Lai Yun-Ru, Chiu Wen-Chan, Cheng Ben-Chung, Yu I-Hsun, Lin Ting-Yin, Chiang Hui-Ching, Kuo Chun-En Aurea, Lu Cheng-Hsien
Department of Neurology, Kaohsiung Chang Gung Memorial Hospital, Chang Gung University College of Medicine, Kaohsiung, Taiwan.
Department of Hyperbaric Oxygen Therapy Center, Kaohsiung Chang Gung Memorial Hospital, Chang Gung University College of Medicine, Kaohsiung, Taiwan.
J Diabetes Investig. 2025 Aug;16(8):1507-1517. doi: 10.1111/jdi.70079. Epub 2025 May 21.
AIMS/INTRODUCTION: Glycemic variability (GV) is a critical factor in the development of diabetic sensorimotor polyneuropathy (DSPN). This study aimed to evaluate the association of long-term GV, measured by glycated hemoglobin (HbA1c) average real variability (ARV), and short-term GV, assessed by time-in-range (TIR) ARV, with large and small nerve fiber dysfunction in individuals with well-controlled Type 2 Diabetes (T2D).
A prospective study conducted at a tertiary hospital in Taiwan included 82 T2D participants. Long-term GV was assessed using HbA1c ARV from visit-to-visit measurements at three-month intervals over 1 year. Short-term GV was evaluated as TIR ARV from seven-day fingerstick data collected quarterly. Large and small nerve functions were assessed using the Toronto Clinical Neuropathy Score (TCNS), nerve conduction studies, quantitative thermal testing, and Sudoscan.
Linear regression analysis adjusted for age, diabetes duration, and renal function revealed strong correlations between HbA1c ARV, TIR ARV, and diabetes duration. At baseline, high HbA1c ARV and TIR ARV groups exhibited higher TCNS and composite nerve conduction amplitude scores but lower cold detection thresholds compared to the low median groups. At one-year follow-up, TCNS significantly increased in the high HbA1c ARV (P = 0.001) and TIR ARV (P = 0.003) groups compared to the low median groups.

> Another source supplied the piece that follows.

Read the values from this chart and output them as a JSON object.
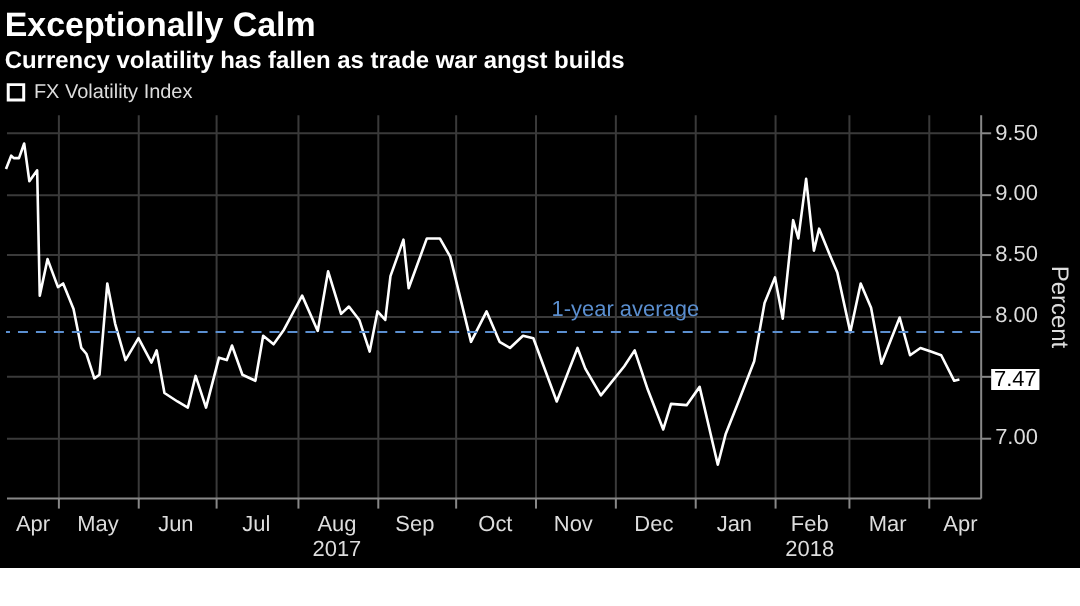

Both long-term and short-term GV significantly contribute to small and large nerve fiber dysfunction in T2D, yielding similar neurological outcomes despite stable mean glucose levels. Combining GV minimization strategies with standard glycemic control may be essential in reducing DSPN risk.
目的/引言:血糖变异性(GV)是糖尿病感觉运动性多发性神经病变(DSPN)发生发展的关键因素。本研究旨在评估以糖化血红蛋白(HbA1c)平均实际变异性(ARV)衡量的长期GV以及以血糖在目标范围内时间(TIR)的ARV评估的短期GV与血糖控制良好的2型糖尿病(T2D)患者大、小神经纤维功能障碍之间的关联。
在台湾一家三级医院进行的一项前瞻性研究纳入了82名T2D参与者。长期GV通过1年内每隔3个月就诊时测量的HbA1c ARV进行评估。短期GV通过每季度收集的7天指尖血糖数据计算的TIR ARV进行评估。大、小神经功能使用多伦多临床神经病变评分(TCNS)、神经传导研究、定量热测试和Sudoscan进行评估。
经年龄、糖尿病病程和肾功能校正的线性回归分析显示,HbA1c ARV、TIR ARV与糖尿病病程之间存在强相关性。在基线时,与低中位数组相比,高HbA1c ARV和TIR ARV组的TCNS和复合神经传导幅度评分更高,但冷觉检测阈值更低。在1年随访时,与低中位数组相比,高HbA1c ARV组(P = 0.001)和TIR ARV组(P = 0.003)的TCNS显著升高。
长期和短期GV均对T2D患者的大、小神经纤维功能障碍有显著影响,尽管平均血糖水平稳定,但神经学结局相似。将GV最小化策略与标准血糖控制相结合可能对降低DSPN风险至关重要。